Chamomile Tea Party: Bringing Calm to American Political Discourse
http://www.chamomileteaparty.com/
High resolution posters can be downloaded for free. In addition, by popular request, prints are available for sale.
Twelve
Can’t We All Disagree More Constructively?
The Righteous Mind: Why Good People Are Divided by Politics and Religion
by Jonathan Haidt
“Politics ain’t beanbag,” said a Chicago humorist in 1895; it’s not a game for children. Ever since then the saying has been used to justify the rough-and-tumble nastiness of American politics. Rationalists might dream of a utopian state where policy is made by panels of unbiased experts, but in the real world there seems to be no alternative to a political process in which parties compete to win votes and money. That competition always involves trickery and demagoguery, as politicians play fast and loose with the truth, using their inner press secretaries to portray themselves in the best possible light and their opponents as fools who would lead the country to ruin.
And yet, does it have to be this nasty? A lot of Americans have noticed things getting worse. The country now seems polarized and embattled to the point of dysfunction. They are right. Up until a few years ago, there were some political scientists who claimed that the so-called culture war was limited to Washington, and that Americans had not in fact become more polarized in their attitudes toward most policy issues. But in the last twelve years Americans have begun to move further apart. There’s been a decline in the number of people calling themselves centrists or moderates (from 40 percent in 2000 down to 36 percent in 2011), a rise in the number of conservatives (from 38 percent to 41 percent), and a rise in the number of liberals (from 19 percent to 21 percent).

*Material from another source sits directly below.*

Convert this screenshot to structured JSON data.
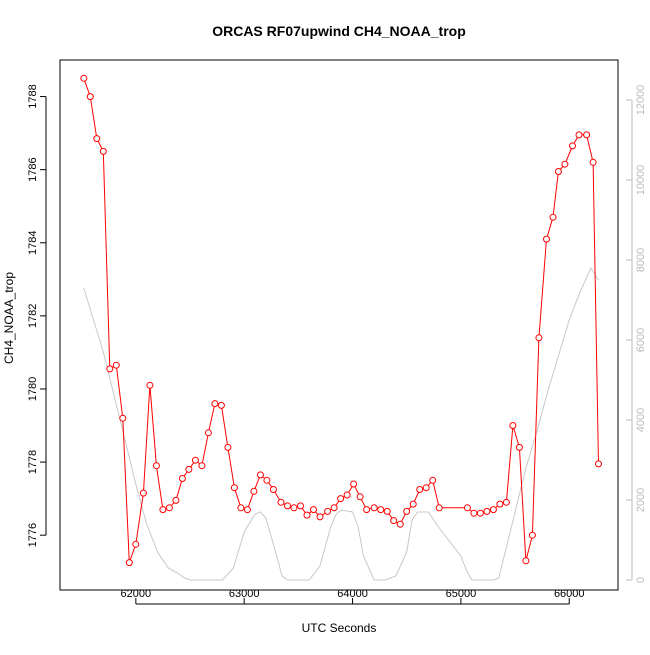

But this slight spreading out of the electorate is nothing compared to what’s happened in Washington, the media, and the political class more broadly. Things changed in the 1990s, beginning with new rules and new behaviors in Congress. Friendships and social contacts across party lines were discouraged. Once the human connections were weakened, it became easier to treat members of the other party as the permanent enemy rather than as fellow members of an elite club. Candidates began to spend more time and money on “oppo” (opposition research), in which staff members or paid consultants dig up dirt on opponents (sometimes illegally) and then shovel it to the media. As one elder congressman recently put it, “This is not a collegial body any more. It is more like gang behavior. Members walk into the chamber full of hatred.”
This shift to a more righteous and tribal mentality was bad enough in the 1990s, a time of peace, prosperity, and balanced budgets. But nowadays, when the fiscal and political situations are so much worse, many Americans feel that they’re on a ship that’s sinking, and the crew is too busy fighting with each other to bother plugging the leaks.
In the summer of 2011, the stakes were raised. The failure of the two parties to agree on a routine bill to raise the debt ceiling, and their failure to agree on a “grand bargain” to reduce the long-term deficit, led a bond rating agency to downgrade America’s credit rating. The downgrade sent stock markets plummeting around the globe and increased the prospects for a “double dip” recession at home—which would be a disaster for the many developing nations that export to America. America’s hyperpartisanship is now a threat to the world.